The wording is also very poor and my belief is that he has written this himself rather than get a lawyer to do it for him. There is no description of what constitutes a group, what affiliate accrued funds may be (is that the winning of the individual member?) and the IP litigation order would probably fail under English law as it is an assessment of possible loss and not actual loss on the part of a claimant and more importantly the use of the word “associates” would potentially be struck out as being far to wide since it could cover his fellow workers, friends, family and others who may have some form of indirect association with the individiuals. Even if the courts did seek to interpret it more tightly he would have to show that you were a willing participant in the breach of confidentiality, had entered in to a ‘group’ as identified in the wording and had profited in some way to from the relationship.
You should speak to a lawyer but I think there is very limited liability in this instance as the his claim would be very difficult to prosecute against you. The party publishing the information may well have a case to answer but even there I think that the claim may well be defendable simply by virtue of the poor language in the provision.

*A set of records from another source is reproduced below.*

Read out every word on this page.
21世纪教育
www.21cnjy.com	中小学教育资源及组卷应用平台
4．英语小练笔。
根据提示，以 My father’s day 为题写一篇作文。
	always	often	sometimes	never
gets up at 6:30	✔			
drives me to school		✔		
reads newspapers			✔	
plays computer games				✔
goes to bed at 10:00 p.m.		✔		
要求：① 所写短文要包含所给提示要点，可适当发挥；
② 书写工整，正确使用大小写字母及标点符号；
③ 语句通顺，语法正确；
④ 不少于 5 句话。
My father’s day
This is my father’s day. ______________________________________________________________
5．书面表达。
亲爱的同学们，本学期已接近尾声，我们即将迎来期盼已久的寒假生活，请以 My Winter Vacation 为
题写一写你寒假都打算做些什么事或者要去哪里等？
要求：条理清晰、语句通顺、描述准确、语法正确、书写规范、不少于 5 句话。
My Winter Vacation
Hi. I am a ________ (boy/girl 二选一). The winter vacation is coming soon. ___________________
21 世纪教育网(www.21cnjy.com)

OK the first thing is that you say your site is one that facilitates the selling of tips by betting tipsters. Does this mean that the tips are actually published on your site or that individuals enter in to contracts with the individual tipsters directly? If yes then there is probably no claim against you since you are not actually publishing the tips other than as a result of the contract between two independent parties,you are not liable for the fact that one of those individuals is using possible IP owned by another.

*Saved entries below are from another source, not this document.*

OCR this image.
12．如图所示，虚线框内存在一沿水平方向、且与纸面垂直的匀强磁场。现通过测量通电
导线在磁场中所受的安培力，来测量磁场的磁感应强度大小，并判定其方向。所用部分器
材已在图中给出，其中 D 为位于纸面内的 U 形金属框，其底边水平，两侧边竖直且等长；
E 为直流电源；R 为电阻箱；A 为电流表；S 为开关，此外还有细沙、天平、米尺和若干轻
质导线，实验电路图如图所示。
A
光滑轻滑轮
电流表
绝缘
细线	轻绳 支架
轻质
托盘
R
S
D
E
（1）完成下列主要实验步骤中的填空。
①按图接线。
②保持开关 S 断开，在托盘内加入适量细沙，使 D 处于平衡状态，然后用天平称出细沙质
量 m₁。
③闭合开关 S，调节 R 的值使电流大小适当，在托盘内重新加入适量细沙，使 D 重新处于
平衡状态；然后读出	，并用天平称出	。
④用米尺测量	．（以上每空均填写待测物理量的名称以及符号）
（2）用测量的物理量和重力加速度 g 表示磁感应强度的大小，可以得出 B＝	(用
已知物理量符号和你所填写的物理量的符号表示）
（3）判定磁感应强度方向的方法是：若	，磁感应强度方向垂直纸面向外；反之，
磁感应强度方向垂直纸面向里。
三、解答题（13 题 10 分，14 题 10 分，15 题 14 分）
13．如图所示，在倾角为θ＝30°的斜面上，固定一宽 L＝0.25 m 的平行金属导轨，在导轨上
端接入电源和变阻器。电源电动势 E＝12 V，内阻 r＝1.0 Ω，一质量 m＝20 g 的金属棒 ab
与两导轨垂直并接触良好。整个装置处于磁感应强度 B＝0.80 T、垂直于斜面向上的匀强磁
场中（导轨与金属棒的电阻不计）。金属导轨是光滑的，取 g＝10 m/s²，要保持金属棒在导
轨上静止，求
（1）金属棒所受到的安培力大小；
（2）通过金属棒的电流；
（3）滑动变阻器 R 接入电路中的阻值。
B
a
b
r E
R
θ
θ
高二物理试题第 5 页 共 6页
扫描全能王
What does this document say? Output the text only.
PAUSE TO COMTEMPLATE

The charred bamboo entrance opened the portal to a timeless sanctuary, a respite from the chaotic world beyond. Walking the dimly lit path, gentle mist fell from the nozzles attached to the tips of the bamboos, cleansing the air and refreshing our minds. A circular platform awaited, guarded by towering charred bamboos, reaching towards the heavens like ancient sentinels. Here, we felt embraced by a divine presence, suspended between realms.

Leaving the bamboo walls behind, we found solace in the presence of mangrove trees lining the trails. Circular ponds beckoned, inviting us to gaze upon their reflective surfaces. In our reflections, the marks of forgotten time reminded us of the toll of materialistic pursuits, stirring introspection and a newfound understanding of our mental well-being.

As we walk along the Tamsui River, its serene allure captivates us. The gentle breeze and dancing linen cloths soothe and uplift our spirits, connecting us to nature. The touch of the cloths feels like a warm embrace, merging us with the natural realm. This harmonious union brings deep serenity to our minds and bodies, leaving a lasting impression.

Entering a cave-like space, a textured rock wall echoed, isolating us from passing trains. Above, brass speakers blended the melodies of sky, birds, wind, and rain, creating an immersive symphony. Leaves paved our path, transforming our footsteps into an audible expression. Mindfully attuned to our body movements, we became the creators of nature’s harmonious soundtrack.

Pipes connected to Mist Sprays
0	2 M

If on the other hand the person providing the tips is being published by you to customers who pay you directly for the service (you provide a website for which there is a membership fee and which gives access to tips from a number of sources) then you may have a possible liability but it will all depend on certain facts.
Do you have a contract with the tipsters, what does it say about the information it provides? Your contracts should say that they warrant that the information they provide is not the property of another person or business and that the have the right to publish that information.
Is the individual providing the alleged infringing tips actually a subscriber to this other party’s data? If they are not a subscriber then it would be for this other individual to show that the information being provided had originally be sourced by them from him.
The IP order is not valid, he would actually have to show some form of loss (since any action would need to take place in the UK as opposed to US and therefore there is no penalty only actual loss) and that loss would need to be linked the actual members he would have gained or has lost as a result of your website.
Finally, I think that he would find it hard to prove breach of copyright only breach of confidential information and that would depend on the terms in his contract with customers. The language you have provided does not really
The guy hasn’t got a shot, IMHO. While it’s true that databases can be copyright protected in the UK, that only applies where considerable skill and judgement have been used in arranging them, and a simple tips list where the best runners are at the top and the worst at the bottom is neither original nor creative enough to be copyrighted. I suggest you save money by calling the guy’s bluff and leaving it to his lawyers to state that they won’t take you on because he just doesn’t have a case.